We will use example above (charts) to demonstrate how to build interactive chart.

Lets build static chart first. Pick line chart, and add data manually:

To keep it interactive you will need to use JSON feeds option.

Important: works for static snapshot, for live updates (i.e. update real time) it requires paid version of app.

Data should be in the proper JSON format with sheets as outer dimensions (similar to spreadsheets in Infogram), followed by rows and columns.

[[["Index of Happiness","09:00","10:00","11:00","12:00","13:00"],["Eden",794,404,301,563,406],["Shambhala",470,940,142,575,294],["Avalon",332,914,860,616,741],["Camelot",351,686,720,447,467],["El Dorado",863,353,612,872,533],["Atlantis",382,882,240,320,420]]]

Here is the API link which returns JUST data, without other meta information (snapshot created date, etc). You will have to use this in Infogram tool when prompted “Enter JSON feed URL” (replace challenge with your ID):

https://api.dataplatform.lt/snapshots/latest/json/?challenge_id=459

You can inspect results here. Here is example which would produce data in required format in data platform


import requests
import json


def get_last_snapshot(challenge_id):
  api_url = 'https://data-platform-backend-4ddpl.ondigitalocean.app/snapshots/latest/?challenge_id=%d' % challenge_id
  response = requests.get(api_url)
  data = response.json()
  return data.get('json_data', [])

payroll_data = get_last_snapshot(237)

location = 'Vilnius'
payroll_data = list(filter(lambda p: p.get('location') == location and p.get('salary') == 'Bruto' and p.get('company_status') == 'With', payroll_data))
payroll_data.sort(key=lambda d: d.get('date'))

results = []
results.append(['Data', 'Alga'])
for item in payroll_data:
  results.append([item.get('date'), item.get('value')])

combined_results = [results]
print(json.dumps(combined_results))

Debugging

Lost why your pipeline breaks?
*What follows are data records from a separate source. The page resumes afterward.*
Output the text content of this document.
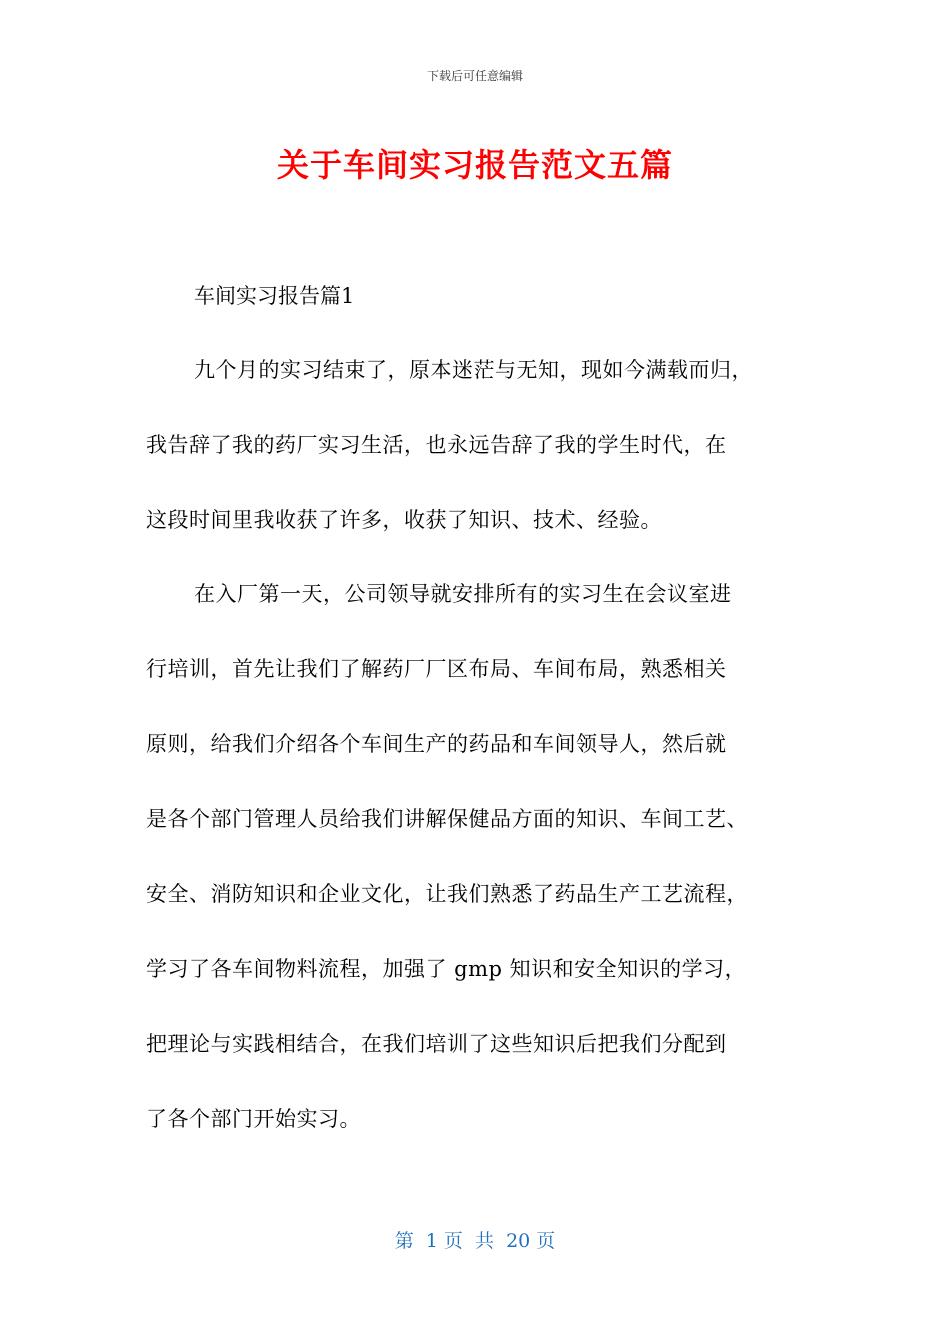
下载后可任意编辑
关于车间实习报告范文五篇
车间实习报告篇1
九个月的实习结束了，原本迷茫与无知，现如今满载而归，
我告辞了我的药厂实习生活，也永远告辞了我的学生时代，在
这段时间里我收获了许多，收获了知识、技术、经验。
在入厂第一天，公司领导就安排所有的实习生在会议室进
行培训，首先让我们了解药厂厂区布局、车间布局，熟悉相关
原则，给我们介绍各个车间生产的药品和车间领导人，然后就
是各个部门管理人员给我们讲解保健品方面的知识、车间工艺、
安全、消防知识和企业文化，让我们熟悉了药品生产工艺流程，
学习了各车间物料流程，加强了 gmp 知识和安全知识的学习，
把理论与实践相结合，在我们培训了这些知识后把我们分配到
了各个部门开始实习。
第  1 页  共  20 页
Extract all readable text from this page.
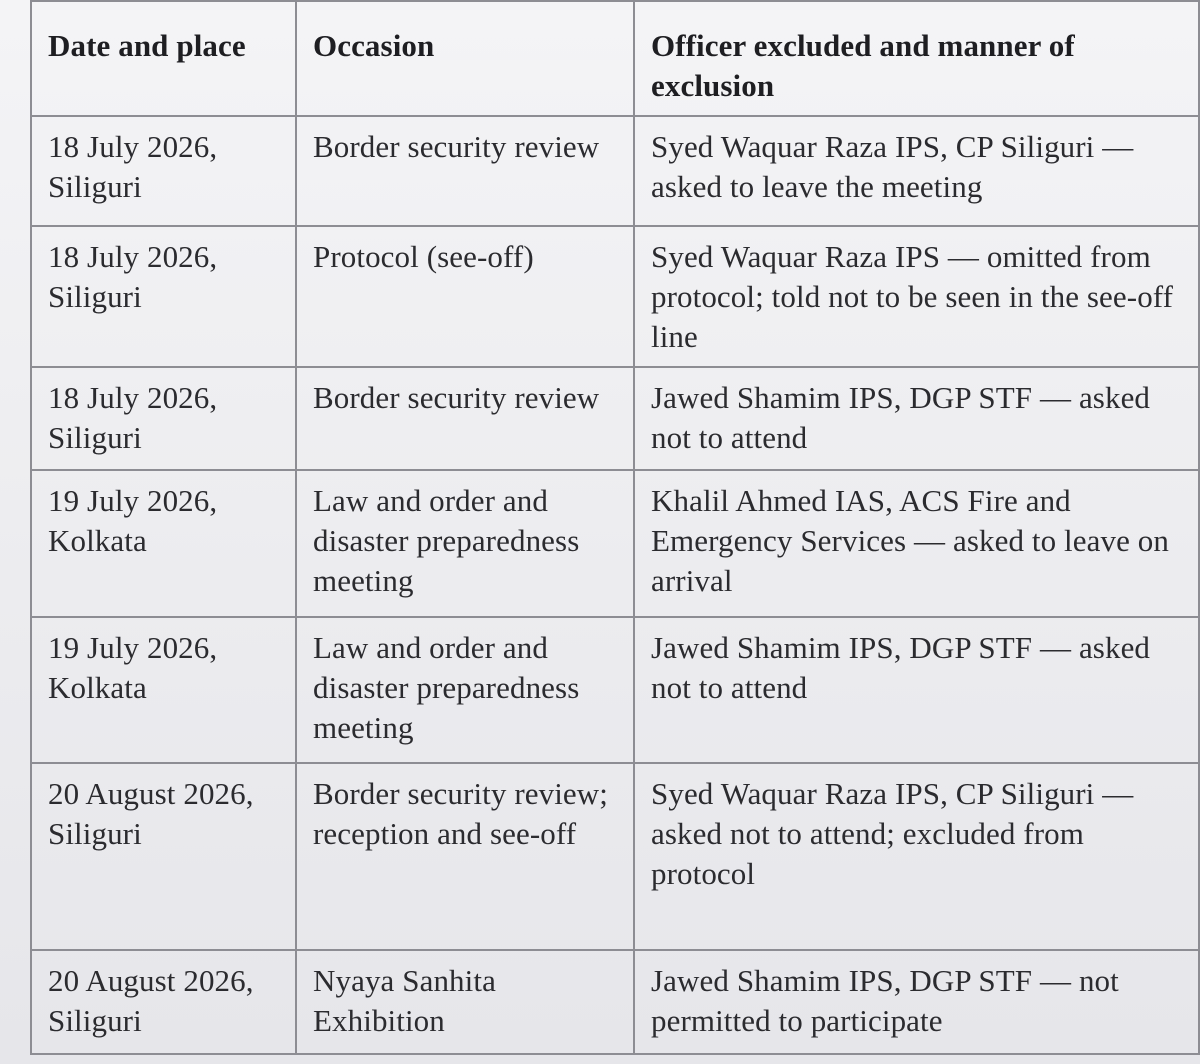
Date and place	Occasion	Officer excluded and manner of exclusion
18 July 2026, Siliguri	Border security review	Syed Waquar Raza IPS, CP Siliguri — asked to leave the meeting
18 July 2026, Siliguri	Protocol (see-off)	Syed Waquar Raza IPS — omitted from protocol; told not to be seen in the see-off line
18 July 2026, Siliguri	Border security review	Jawed Shamim IPS, DGP STF — asked not to attend
19 July 2026, Kolkata	Law and order and disaster preparedness meeting	Khalil Ahmed IAS, ACS Fire and Emergency Services — asked to leave on arrival
19 July 2026, Kolkata	Law and order and disaster preparedness meeting	Jawed Shamim IPS, DGP STF — asked not to attend
20 August 2026, Siliguri	Border security review; reception and see-off	Syed Waquar Raza IPS, CP Siliguri — asked not to attend; excluded from protocol
20 August 2026, Siliguri	Nyaya Sanhita Exhibition	Jawed Shamim IPS, DGP STF — not permitted to participate
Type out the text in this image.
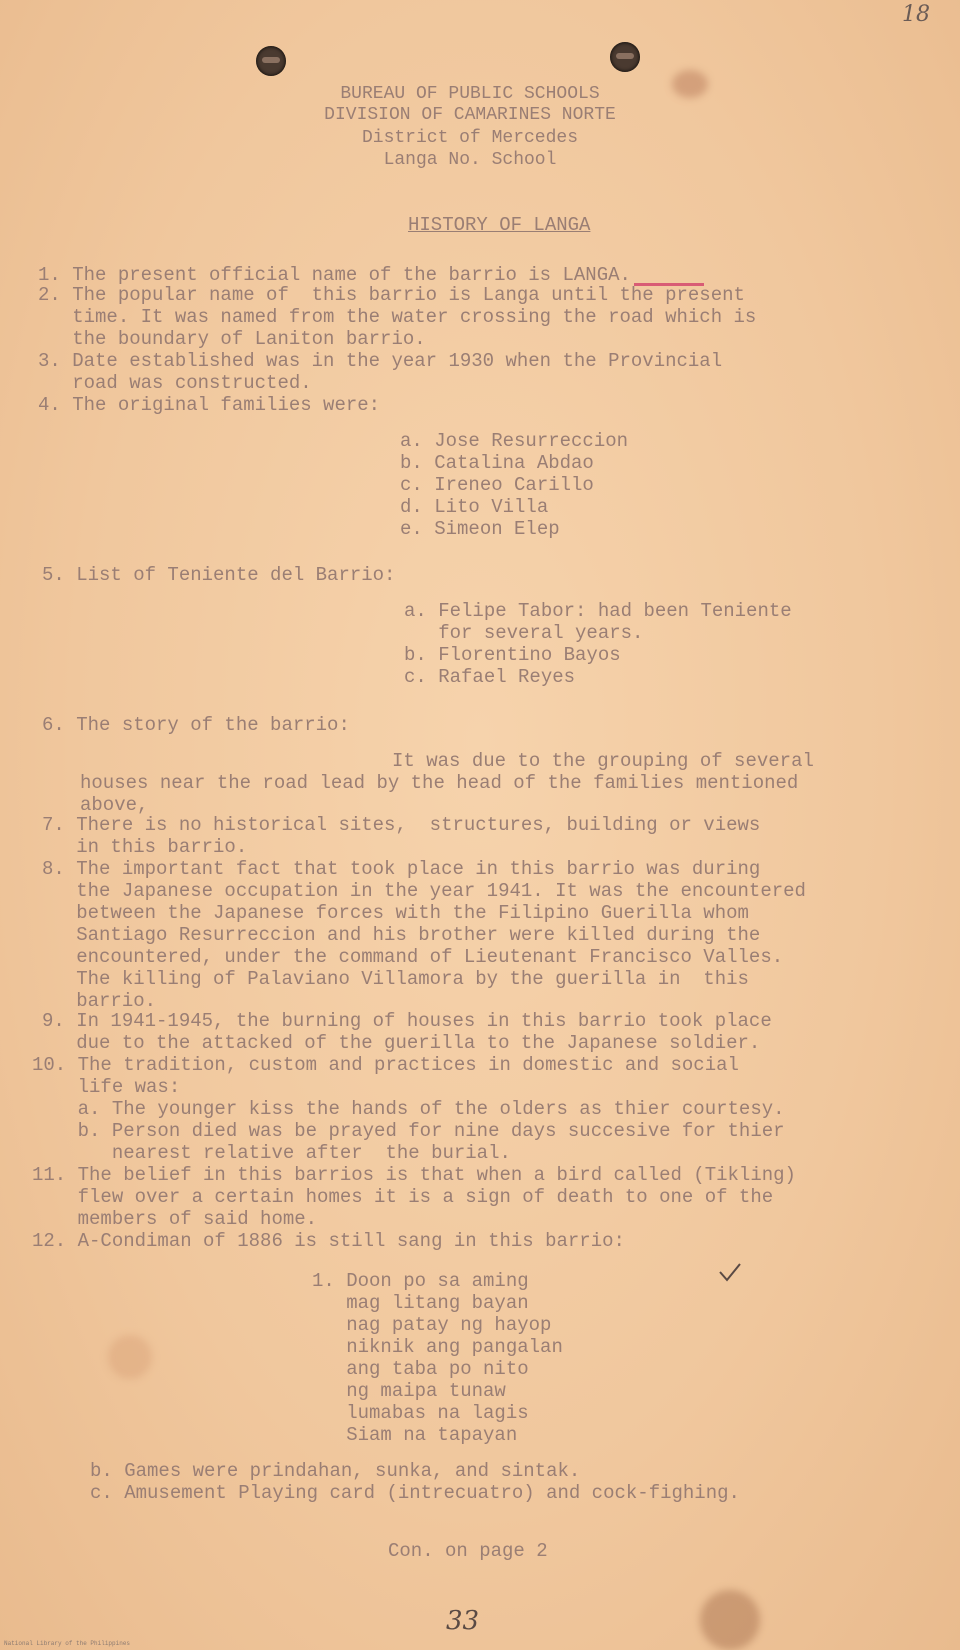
18
BUREAU OF PUBLIC SCHOOLS
DIVISION OF CAMARINES NORTE
District of Mercedes
Langa No. School
HISTORY OF LANGA
1. The present official name of the barrio is LANGA.
2. The popular name of  this barrio is Langa until the present
time. It was named from the water crossing the road which is
the boundary of Laniton barrio.
3. Date established was in the year 1930 when the Provincial
road was constructed.
4. The original families were:
a. Jose Resurreccion
b. Catalina Abdao
c. Ireneo Carillo
d. Lito Villa
e. Simeon Elep
5. List of Teniente del Barrio:
a. Felipe Tabor: had been Teniente
for several years.
b. Florentino Bayos
c. Rafael Reyes
6. The story of the barrio:
It was due to the grouping of several
houses near the road lead by the head of the families mentioned
above,
7. There is no historical sites,  structures, building or views
in this barrio.
8. The important fact that took place in this barrio was during
the Japanese occupation in the year 1941. It was the encountered
between the Japanese forces with the Filipino Guerilla whom
Santiago Resurreccion and his brother were killed during the
encountered, under the command of Lieutenant Francisco Valles.
The killing of Palaviano Villamora by the guerilla in  this
barrio.
9. In 1941-1945, the burning of houses in this barrio took place
due to the attacked of the guerilla to the Japanese soldier.
10. The tradition, custom and practices in domestic and social
life was:
a. The younger kiss the hands of the olders as thier courtesy.
b. Person died was be prayed for nine days succesive for thier
nearest relative after  the burial.
11. The belief in this barrios is that when a bird called (Tikling)
flew over a certain homes it is a sign of death to one of the
members of said home.
12. A-Condiman of 1886 is still sang in this barrio:

1. Doon po sa aming
mag litang bayan
nag patay ng hayop
niknik ang pangalan
ang taba po nito
ng maipa tunaw
lumabas na lagis
Siam na tapayan
b. Games were prindahan, sunka, and sintak.
c. Amusement Playing card (intrecuatro) and cock-fighing.
Con. on page 2
33
National Library of the Philippines
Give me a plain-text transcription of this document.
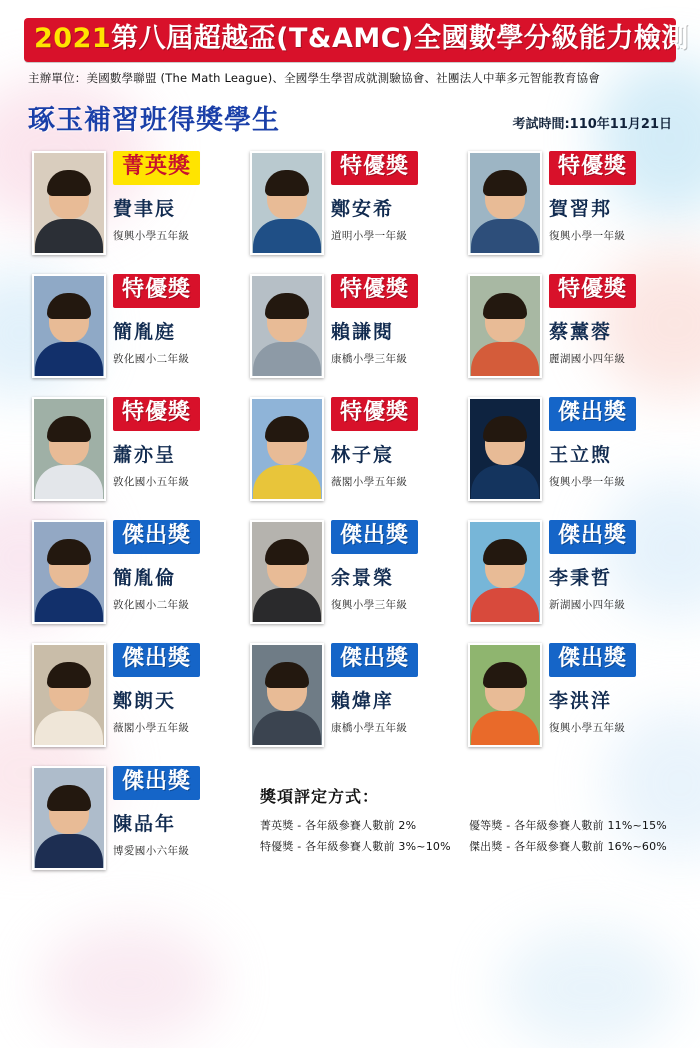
2021第八屆超越盃(T&AMC)全國數學分級能力檢測
主辦單位：美國數學聯盟 (The Math League)、全國學生學習成就測驗協會、社團法人中華多元智能教育協會
琢玉補習班得獎學生	考試時間:110年11月21日
菁英獎
費聿辰
復興小學五年級
特優獎
鄭安希
道明小學一年級
特優獎
賀習邦
復興小學一年級
特優獎
簡胤庭
敦化國小二年級
特優獎
賴謙閱
康橋小學三年級
特優獎
蔡薰蓉
麗湖國小四年級
特優獎
蕭亦呈
敦化國小五年級
特優獎
林子宸
薇閣小學五年級
傑出獎
王立煦
復興小學一年級
傑出獎
簡胤倫
敦化國小二年級
傑出獎
余景榮
復興小學三年級
傑出獎
李秉哲
新湖國小四年級
傑出獎
鄭朗天
薇閣小學五年級
傑出獎
賴煒庠
康橋小學五年級
傑出獎
李洪洋
復興小學五年級
傑出獎
陳品年
博愛國小六年級
獎項評定方式：
菁英獎 - 各年級參賽人數前 2%	優等獎 - 各年級參賽人數前 11%~15%
特優獎 - 各年級參賽人數前 3%~10%	傑出獎 - 各年級參賽人數前 16%~60%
Add print statement (typically combining with existing program immediately, for example by throwing exception):

Now check intermediate print results shown in output

Another approach to debug is simply use stderr to print intermediate debug output. The pattern is as following:

import sys
print('This is an error message', file=sys.stderr)

# Output:
# This is an error message

Tip: data platform will only read sys.stdout as an output. You can use this as afeature: if you need to have some print statements (for example, statistics of each step in pipeline), you can route them to stderr.

Index and crawling pipelines

For use cases like listing portals, e-commerce (eshops), typical pattern is having very many pages in the system. Write one pipeline which crawls entire website and produces urls, while other populates data using those urls.

In a lot of cases even in indexing stage, you can find most of required information, so it would be faster. Furthermore, this will require less load on target website and decrease chance of being blocked.

Tip: please refer to section how to reuse data from another pipeline in our plaform.